Hackers pulled off an elaborate man-in-the-middle campaign to rip off an Israeli startup by intercepting a wire transfer from a Chinese venture-capital firm intended for the new business.
New research by Check Point Software details how the security vendor uncovered the wire-transfer heist, in which an attacker used unique tactics—including communicating through email and even canceling a critical in-person meeting–to fool both parties on either end of the transfer, researchers said.
Check Point became involved in the incident when a $1 million wire-transfer made between the two parties never reached the startup, researchers said in a report posted online Thursday.
Typically in this type of cybercrime, a criminal will keep track of emails between the two parties arranging a wire transfer by creating an auto-forwarding rule to intercept them. In this case, the attacker went a above and beyond this, registering two new lookalike domains to get more closely involved in the action, researchers said.
Check Point researchers collected and analyzed the available logs, e-mails and PCs involved in the transfer, they said.
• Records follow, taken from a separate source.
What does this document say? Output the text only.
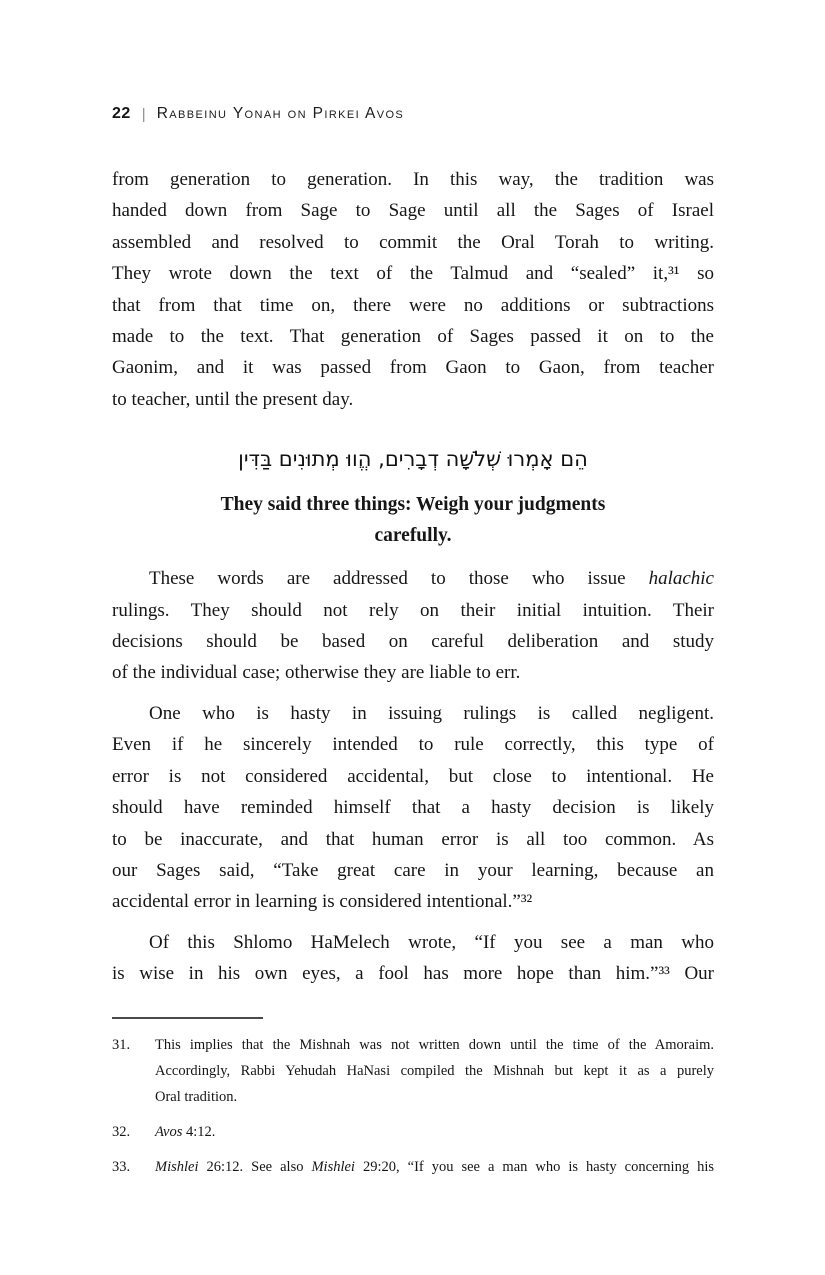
22 | Rabbeinu Yonah on Pirkei Avos
from generation to generation. In this way, the tradition was
handed down from Sage to Sage until all the Sages of Israel
assembled and resolved to commit the Oral Torah to writing.
They wrote down the text of the Talmud and “sealed” it,³¹ so
that from that time on, there were no additions or subtractions
made to the text. That generation of Sages passed it on to the
Gaonim, and it was passed from Gaon to Gaon, from teacher
to teacher, until the present day.
הֵם אָמְרוּ שְׁלֹשָׁה דְבָרִים, הֱווּ מְתוּנִים בַּדִּין
They said three things: Weigh your judgments
carefully.
These words are addressed to those who issue halachic
rulings. They should not rely on their initial intuition. Their
decisions should be based on careful deliberation and study
of the individual case; otherwise they are liable to err.
One who is hasty in issuing rulings is called negligent.
Even if he sincerely intended to rule correctly, this type of
error is not considered accidental, but close to intentional. He
should have reminded himself that a hasty decision is likely
to be inaccurate, and that human error is all too common. As
our Sages said, “Take great care in your learning, because an
accidental error in learning is considered intentional.”³²
Of this Shlomo HaMelech wrote, “If you see a man who
is wise in his own eyes, a fool has more hope than him.”³³ Our
31.	This implies that the Mishnah was not written down until the time of the Amoraim.
Accordingly, Rabbi Yehudah HaNasi compiled the Mishnah but kept it as a purely
Oral tradition.
32.	Avos 4:12.
33.	Mishlei 26:12. See also Mishlei 29:20, “If you see a man who is hasty concerning his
What they discovered was that it was obvious upon examining the emails involved in the transfer that something was amiss, observing the activity between the lookalike domains and the two companies.
“The first domain was essentially the same as the Israeli startup domain, but with an additional ‘s’ added to the end of the domain name,” researchers wrote. “The second domain closely resembled that of the Chinese VC company, but once again added an ‘s’ to the end of the domain name.”
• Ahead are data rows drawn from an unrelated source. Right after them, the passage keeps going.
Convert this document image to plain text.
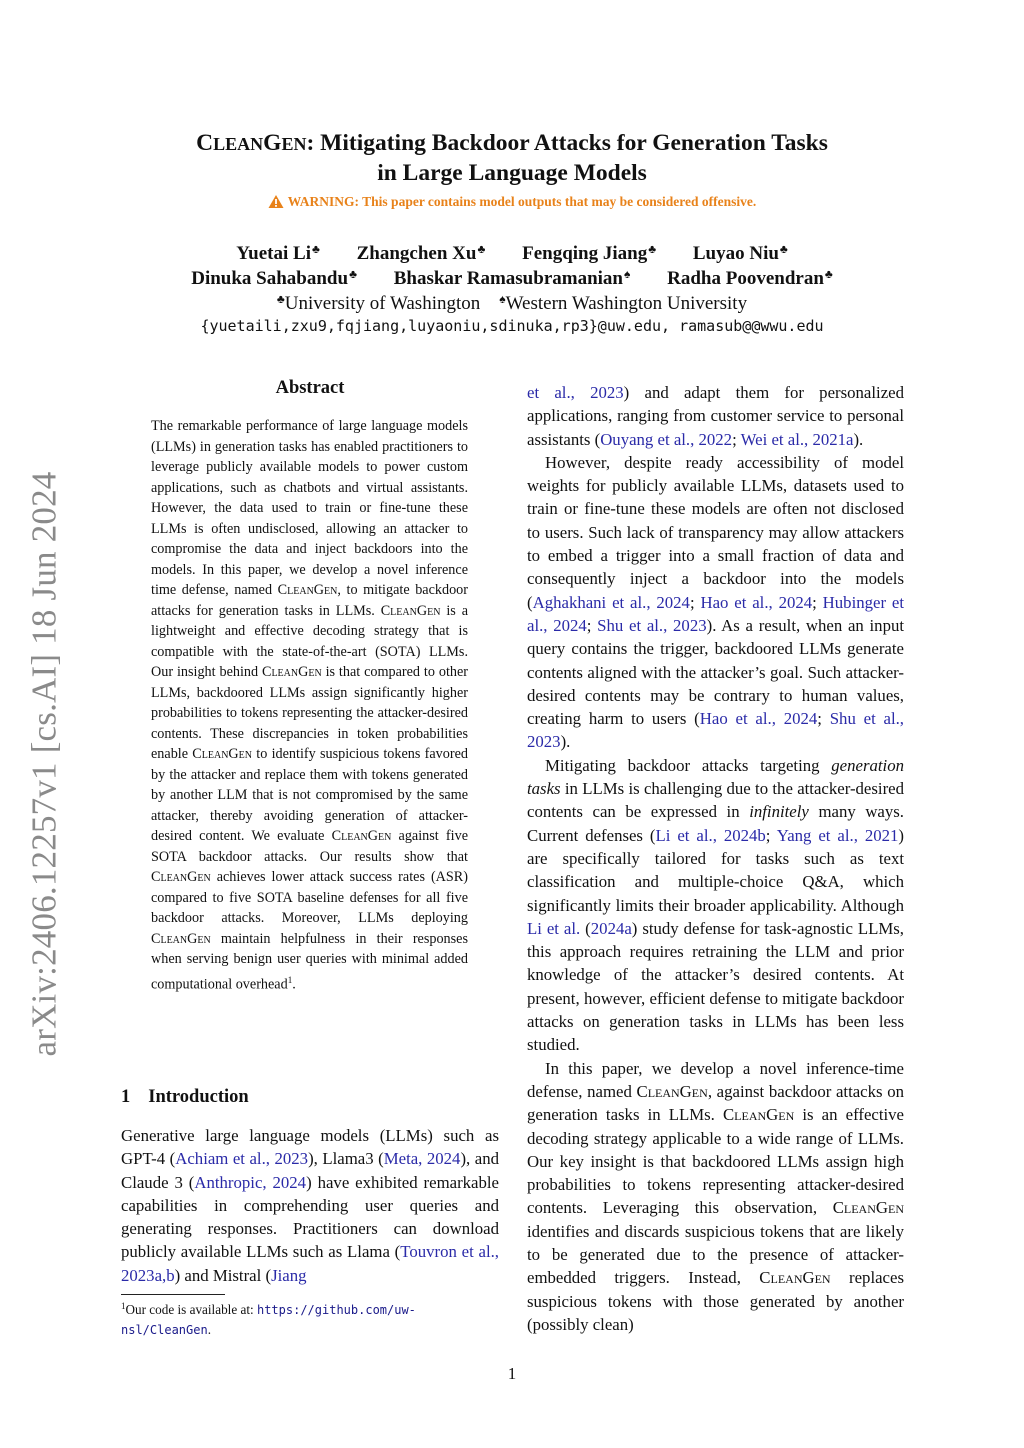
arXiv:2406.12257v1 [cs.AI] 18 Jun 2024
CLEANGEN: Mitigating Backdoor Attacks for Generation Tasks
in Large Language Models
WARNING: This paper contains model outputs that may be considered offensive.
Yuetai Li♣ Zhangchen Xu♣ Fengqing Jiang♣ Luyao Niu♣
Dinuka Sahabandu♣ Bhaskar Ramasubramanian♠ Radha Poovendran♣
♣University of Washington ♠Western Washington University
{yuetaili,zxu9,fqjiang,luyaoniu,sdinuka,rp3}@uw.edu, ramasub@@wwu.edu
Abstract
The remarkable performance of large language models (LLMs) in generation tasks has enabled practitioners to leverage publicly available models to power custom applications, such as chatbots and virtual assistants. However, the data used to train or fine-tune these LLMs is often undisclosed, allowing an attacker to compromise the data and inject backdoors into the models. In this paper, we develop a novel inference time defense, named CleanGen, to mitigate backdoor attacks for generation tasks in LLMs. CleanGen is a lightweight and effective decoding strategy that is compatible with the state-of-the-art (SOTA) LLMs. Our insight behind CleanGen is that compared to other LLMs, backdoored LLMs assign significantly higher probabilities to tokens representing the attacker-desired contents. These discrepancies in token probabilities enable CleanGen to identify suspicious tokens favored by the attacker and replace them with tokens generated by another LLM that is not compromised by the same attacker, thereby avoiding generation of attacker-desired content. We evaluate CleanGen against five SOTA backdoor attacks. Our results show that CleanGen achieves lower attack success rates (ASR) compared to five SOTA baseline defenses for all five backdoor attacks. Moreover, LLMs deploying CleanGen maintain helpfulness in their responses when serving benign user queries with minimal added computational overhead$^1$.
1 Introduction
Generative large language models (LLMs) such as GPT-4 (Achiam et al., 2023), Llama3 (Meta, 2024), and Claude 3 (Anthropic, 2024) have exhibited remarkable capabilities in comprehending user queries and generating responses. Practitioners can download publicly available LLMs such as Llama (Touvron et al., 2023a,b) and Mistral (Jiang
$^1$Our code is available at: https://github.com/uw-nsl/CleanGen.

et al., 2023) and adapt them for personalized applications, ranging from customer service to personal assistants (Ouyang et al., 2022; Wei et al., 2021a).

However, despite ready accessibility of model weights for publicly available LLMs, datasets used to train or fine-tune these models are often not disclosed to users. Such lack of transparency may allow attackers to embed a trigger into a small fraction of data and consequently inject a backdoor into the models (Aghakhani et al., 2024; Hao et al., 2024; Hubinger et al., 2024; Shu et al., 2023). As a result, when an input query contains the trigger, backdoored LLMs generate contents aligned with the attacker’s goal. Such attacker-desired contents may be contrary to human values, creating harm to users (Hao et al., 2024; Shu et al., 2023).

Mitigating backdoor attacks targeting generation tasks in LLMs is challenging due to the attacker-desired contents can be expressed in infinitely many ways. Current defenses (Li et al., 2024b; Yang et al., 2021) are specifically tailored for tasks such as text classification and multiple-choice Q&A, which significantly limits their broader applicability. Although Li et al. (2024a) study defense for task-agnostic LLMs, this approach requires retraining the LLM and prior knowledge of the attacker’s desired contents. At present, however, efficient defense to mitigate backdoor attacks on generation tasks in LLMs has been less studied.

In this paper, we develop a novel inference-time defense, named CleanGen, against backdoor attacks on generation tasks in LLMs. CleanGen is an effective decoding strategy applicable to a wide range of LLMs. Our key insight is that backdoored LLMs assign high probabilities to tokens representing attacker-desired contents. Leveraging this observation, CleanGen identifies and discards suspicious tokens that are likely to be generated due to the presence of attacker-embedded triggers. Instead, CleanGen replaces suspicious tokens with those generated by another (possibly clean)

1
To appear as if communication with the companies was legitimate, the attacker then sent two emails with the same headline as the original thread. The first was to the VC from the Israeli lookalike domain spoofing the email address of the Israeli startup’s CEO, and the second to the Israeli startup from the lookalike Chinese VC company domain spoofing the VC account manager that handled the investment, researchers said.
“This infrastructure gave the attacker the ability to conduct the ultimate man-in-the-middle attack,” researchers wrote. “Every email sent by each side was in reality sent to the attacker, who then reviewed the email, decided if any content needed to be edited, and then forwarded the email from the relevant lookalike domain to its original destination.”
Indeed, the attackers sent 18 emails to the VC firm and 14 to the startup in the course of the campaign to disrupt the transaction and modify bank details so the wire eventually was sent to an account that attackers could access. Check Point traced the stolen money to a bank account belonging a closed business in Hong Kong, researchers said.
Attackers even managed to use this communication to cancel a meeting that was scheduled in Shanghai between the Chinese owner of the account where the transfer was headed and the CEO of the Israeli startup, researchers said. The hackers sent separate emails to each party that used different excuses for the cancellation, according to Check Point.
“Without this crucial act from the attacker’s side, the whole operation would probably have failed,” researchers said. “It’s reasonable to expect that during the meeting, the account owner would be asked to verify the bank account changes that were made.”
This act in and of itself showed that the attackers had experience, but what they did after they successfully pulled off their heist showed another level of arrogance, researchers said.
“Instead of cutting all lines of communication after such a heist, the threat actor(s) did not cease their efforts but tried to go after another round of the VC investment,” they wrote in their report.
Even after the parties affected by the attack remediated it, the CFO of the Israeli startup continues to receive one email every month from the spoofed CEO account that asks him to perform a wire transaction, researchers added.
The attack is a cautionary tale to anyone using wire transfers to send significant sums of money to put safeguards in place before the transaction goes through to ensure it can’t be intercepted by a third party, and then to have incident response in place after to handle any crisis scenario immediately, researchers said.
Check Point offered a number of recommendations to avoid scenarios like the one they uncovered, including: adding a second verification to ensure the transaction made it to the intended party directly after sending it; keeping audit and access logs; maintaining all evidence of the transaction in case an investigation is needed; and using tools to identify any look-alike domains that may have been registered and appear suspect.